The United States Supreme Court in a long line of decisions has recognized that matters involving marriage, procreation, and the parent-child relationship are among those fundamental “liberty” interests protected by the Constitution. Thus, the decision in Roe v. Wade, 410 US 113; 93 S Ct 705; 35 L Ed 2d 147, (1973), was recently described by the Supreme Court as founded on the “Constitutional underpinning of … a recognition that the “liberty” protected by the Due Process Clause of the 14th Amendment includes not only the freedoms explicitly mentioned in the Bill of Rights, but also a freedom of personal choice in certain matters of marriage and family life.” The non-custodial divorced parent has no way to implement the constitutionally protected right to maintain a parental relationship with his child except through visitation. To acknowledge the protected status of the relationship as the majority does, and yet deny protection under Title 42 USC § 1983, to visitation, which is the exclusive means of effecting that right, is to negate the right completely. Wise v. Bravo, 666 F.2d 1328, (1981).
FROM THE COLORADO SUPREME COURT, 1910
In controversies affecting the custody of an infant, the interest and welfare of the child is the primary and controlling question by which the court must be guided.
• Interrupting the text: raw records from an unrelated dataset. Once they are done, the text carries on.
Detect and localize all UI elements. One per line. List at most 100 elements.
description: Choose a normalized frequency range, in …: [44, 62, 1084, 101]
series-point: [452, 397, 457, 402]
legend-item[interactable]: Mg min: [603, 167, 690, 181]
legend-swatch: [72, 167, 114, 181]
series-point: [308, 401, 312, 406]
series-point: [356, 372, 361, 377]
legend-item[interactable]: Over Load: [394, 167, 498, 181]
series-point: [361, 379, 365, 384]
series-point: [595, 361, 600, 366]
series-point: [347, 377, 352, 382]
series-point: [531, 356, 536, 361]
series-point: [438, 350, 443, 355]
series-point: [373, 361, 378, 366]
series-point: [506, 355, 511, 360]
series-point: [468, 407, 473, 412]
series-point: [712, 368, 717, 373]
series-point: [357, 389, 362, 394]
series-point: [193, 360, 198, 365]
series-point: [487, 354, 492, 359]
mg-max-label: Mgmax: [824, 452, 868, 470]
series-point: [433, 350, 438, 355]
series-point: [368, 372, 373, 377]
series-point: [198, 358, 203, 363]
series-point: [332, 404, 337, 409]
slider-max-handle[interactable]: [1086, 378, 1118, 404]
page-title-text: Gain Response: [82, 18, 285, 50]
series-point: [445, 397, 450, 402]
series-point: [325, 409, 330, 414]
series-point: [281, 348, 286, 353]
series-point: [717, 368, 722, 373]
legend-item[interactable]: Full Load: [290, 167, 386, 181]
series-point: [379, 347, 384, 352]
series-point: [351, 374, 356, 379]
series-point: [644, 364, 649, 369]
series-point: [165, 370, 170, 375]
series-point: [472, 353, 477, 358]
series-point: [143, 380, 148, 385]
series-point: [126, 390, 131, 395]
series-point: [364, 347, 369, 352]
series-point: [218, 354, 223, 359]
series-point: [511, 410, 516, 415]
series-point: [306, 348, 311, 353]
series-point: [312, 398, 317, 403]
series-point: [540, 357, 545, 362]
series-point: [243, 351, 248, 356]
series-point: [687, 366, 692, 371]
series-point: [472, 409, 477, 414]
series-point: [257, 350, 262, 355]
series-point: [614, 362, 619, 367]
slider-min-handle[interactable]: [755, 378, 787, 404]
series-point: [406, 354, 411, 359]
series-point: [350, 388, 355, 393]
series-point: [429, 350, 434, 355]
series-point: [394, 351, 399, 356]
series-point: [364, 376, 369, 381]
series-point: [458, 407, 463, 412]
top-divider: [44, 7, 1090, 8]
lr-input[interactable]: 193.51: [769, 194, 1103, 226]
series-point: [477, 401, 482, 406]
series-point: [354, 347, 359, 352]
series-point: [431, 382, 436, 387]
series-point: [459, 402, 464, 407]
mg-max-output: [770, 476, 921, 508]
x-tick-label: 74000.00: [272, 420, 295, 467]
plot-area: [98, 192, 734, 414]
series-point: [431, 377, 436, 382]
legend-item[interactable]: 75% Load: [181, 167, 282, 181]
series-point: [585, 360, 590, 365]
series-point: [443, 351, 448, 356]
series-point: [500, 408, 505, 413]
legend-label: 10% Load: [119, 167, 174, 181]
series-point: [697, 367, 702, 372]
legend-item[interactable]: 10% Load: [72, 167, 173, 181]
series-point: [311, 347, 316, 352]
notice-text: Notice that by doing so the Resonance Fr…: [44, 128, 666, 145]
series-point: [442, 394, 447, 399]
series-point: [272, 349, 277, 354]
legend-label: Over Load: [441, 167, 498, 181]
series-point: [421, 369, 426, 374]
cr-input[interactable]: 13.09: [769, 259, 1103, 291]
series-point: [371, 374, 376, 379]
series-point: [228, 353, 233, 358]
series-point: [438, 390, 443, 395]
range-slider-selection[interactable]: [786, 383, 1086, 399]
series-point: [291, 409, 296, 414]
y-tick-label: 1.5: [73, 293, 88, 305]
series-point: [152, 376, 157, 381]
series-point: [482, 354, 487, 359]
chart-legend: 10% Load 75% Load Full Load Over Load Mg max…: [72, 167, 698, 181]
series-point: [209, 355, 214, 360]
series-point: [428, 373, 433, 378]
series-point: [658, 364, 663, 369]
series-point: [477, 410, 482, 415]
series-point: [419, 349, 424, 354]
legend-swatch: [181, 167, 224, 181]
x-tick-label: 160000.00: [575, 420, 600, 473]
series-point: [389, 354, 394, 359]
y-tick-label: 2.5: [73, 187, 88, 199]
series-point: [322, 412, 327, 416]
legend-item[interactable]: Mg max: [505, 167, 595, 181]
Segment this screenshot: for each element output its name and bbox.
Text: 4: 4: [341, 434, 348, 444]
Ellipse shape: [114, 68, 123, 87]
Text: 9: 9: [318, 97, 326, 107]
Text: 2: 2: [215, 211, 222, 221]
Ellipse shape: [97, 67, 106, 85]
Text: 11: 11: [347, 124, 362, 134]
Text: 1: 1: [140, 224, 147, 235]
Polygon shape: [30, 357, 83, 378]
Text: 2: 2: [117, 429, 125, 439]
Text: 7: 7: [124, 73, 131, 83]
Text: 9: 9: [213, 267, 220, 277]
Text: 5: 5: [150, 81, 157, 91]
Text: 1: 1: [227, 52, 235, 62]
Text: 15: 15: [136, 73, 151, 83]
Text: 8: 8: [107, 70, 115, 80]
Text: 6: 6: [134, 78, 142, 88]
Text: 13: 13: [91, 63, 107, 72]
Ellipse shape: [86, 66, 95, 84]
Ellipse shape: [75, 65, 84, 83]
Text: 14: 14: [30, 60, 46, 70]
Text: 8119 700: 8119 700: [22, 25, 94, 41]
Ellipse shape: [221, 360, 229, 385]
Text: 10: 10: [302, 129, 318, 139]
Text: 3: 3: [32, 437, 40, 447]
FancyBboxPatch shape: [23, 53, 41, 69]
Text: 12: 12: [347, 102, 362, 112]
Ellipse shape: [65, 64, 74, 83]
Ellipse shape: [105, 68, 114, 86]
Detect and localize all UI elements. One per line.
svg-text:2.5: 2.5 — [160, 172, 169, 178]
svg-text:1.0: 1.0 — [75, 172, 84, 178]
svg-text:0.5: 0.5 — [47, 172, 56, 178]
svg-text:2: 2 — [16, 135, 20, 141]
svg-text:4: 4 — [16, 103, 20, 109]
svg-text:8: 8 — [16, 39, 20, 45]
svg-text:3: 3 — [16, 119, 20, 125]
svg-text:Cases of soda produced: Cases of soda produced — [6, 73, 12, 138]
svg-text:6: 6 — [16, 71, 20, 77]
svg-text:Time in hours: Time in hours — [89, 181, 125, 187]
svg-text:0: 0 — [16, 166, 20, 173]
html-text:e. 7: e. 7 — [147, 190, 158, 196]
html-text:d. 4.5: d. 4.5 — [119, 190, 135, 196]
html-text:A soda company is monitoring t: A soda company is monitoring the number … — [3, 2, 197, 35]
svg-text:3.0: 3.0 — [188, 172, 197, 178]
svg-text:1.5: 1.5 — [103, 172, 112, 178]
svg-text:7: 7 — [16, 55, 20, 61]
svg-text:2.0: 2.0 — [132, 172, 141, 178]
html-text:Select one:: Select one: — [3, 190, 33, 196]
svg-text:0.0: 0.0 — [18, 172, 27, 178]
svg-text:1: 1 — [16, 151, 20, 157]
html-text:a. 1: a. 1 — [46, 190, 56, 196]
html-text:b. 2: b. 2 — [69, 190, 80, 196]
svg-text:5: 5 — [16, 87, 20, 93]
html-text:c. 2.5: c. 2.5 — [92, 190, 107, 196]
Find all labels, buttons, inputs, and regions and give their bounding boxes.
This rule is based upon the theory that the state must perpetuate itself, and good citizenship is essential to that end. Though nature gives to parents the right to the custody of their own children, and such right is scarcely less sacred than the right to life and liberty, and is manifested in all animal life, yet among mankind the necessity for government has forced the recognition of the rule that the perpetuity of the state is the first consideration, and parental authority itself is subordinate to this supreme power. It is recognized that: ‘The moment a child is born it owes allegiance to the government of the country of its birth, and is entitled to the protection of that government. And such government is obligated by its duty of protection, to consult the welfare, comfort and interest of such child in regulating its custody during the period of its minority.’ Mercein v. People, 25 Wend. (N. Y.) 64, 103, 35 Am. Dec. 653; McKercher v. Green, 13 Colo. App. 271, 58 Pac. 406. But as government should never interfere with the natural rights of man, except only when it is essential for the good of society, the state recognizes, and enforces, the right which nature gives to parents [48 Colo. 466] to the custody of their own children, and only supervenes with its sovereign power when the necessities of the case require it.
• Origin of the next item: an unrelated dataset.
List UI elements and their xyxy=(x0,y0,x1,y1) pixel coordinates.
The experience of man has demonstrated that the best development of a young life is within the sacred precincts of a home, the members of which are bound together by ties entwined through ‘bone of their bone and flesh of their flesh’; that it is in such homes and under such influences that the sweetest, purest, noblest, and most attractive qualities of human nature, so essential to good citizenship, are best nurtured and grow to wholesome fruition; that, when a state is based and build upon such homes, it is strong in patriotism, courage, and all the elements of the best civilization. Accordingly these recurring facts in the experience of man resulted in a presumption establishing prima facie that parents are in every way qualified to have the care, custody, and control of their own offspring, and that their welfare and interests are best subserved under such control. Thus, by natural law, by common law, and, likewise, the statutes of this state, the natural parents are entitled to the custody of their minor children, except when they are unsuitable persons to be entrusted with their care, control, and education, or when some exceptional circumstances appear which render such custody inimicable to the best interests of the child. While the right of a parent to the custody of its infant child is therefore, in a sense, contingent, the right can never be lost or taken away so long as the parent properly nurtures, maintains, and cares for the child. Wilson v. Mitchell, 111 P. 21, 25-26, 48 Colo. 454 (Colo. 1910)

CONCLUSION

The U.S. Supreme Court has consistently protected parental rights, including it among those rights deemed fundamental. As a fundamental right, parental liberty is to be protected by the highest standard of review: the compelling interest test. As can be seen from the cases described above, parental rights have reached their highest level of protection in over 75 years. The Court decisively confirmed these rights in the recent case of Troxel v. Granville, which should serve to maintain and protect parental rights for many years to come.
As long as CPS is allowed to have an exaggerated view of their power andis allowed by state officials and the courts to exploit that power and abuse it against both children and parents, they will both be continually harmed. The constitution is there for two primary reasons, 1) to restrict the power of the government and 2) to protect the people from the government, not the government from the people. And the constitution is there to prohibit certain activity from government officials and that prohibition does not apply to one type or kind of official but to ANY government official whether it is the police, CPS or FBI.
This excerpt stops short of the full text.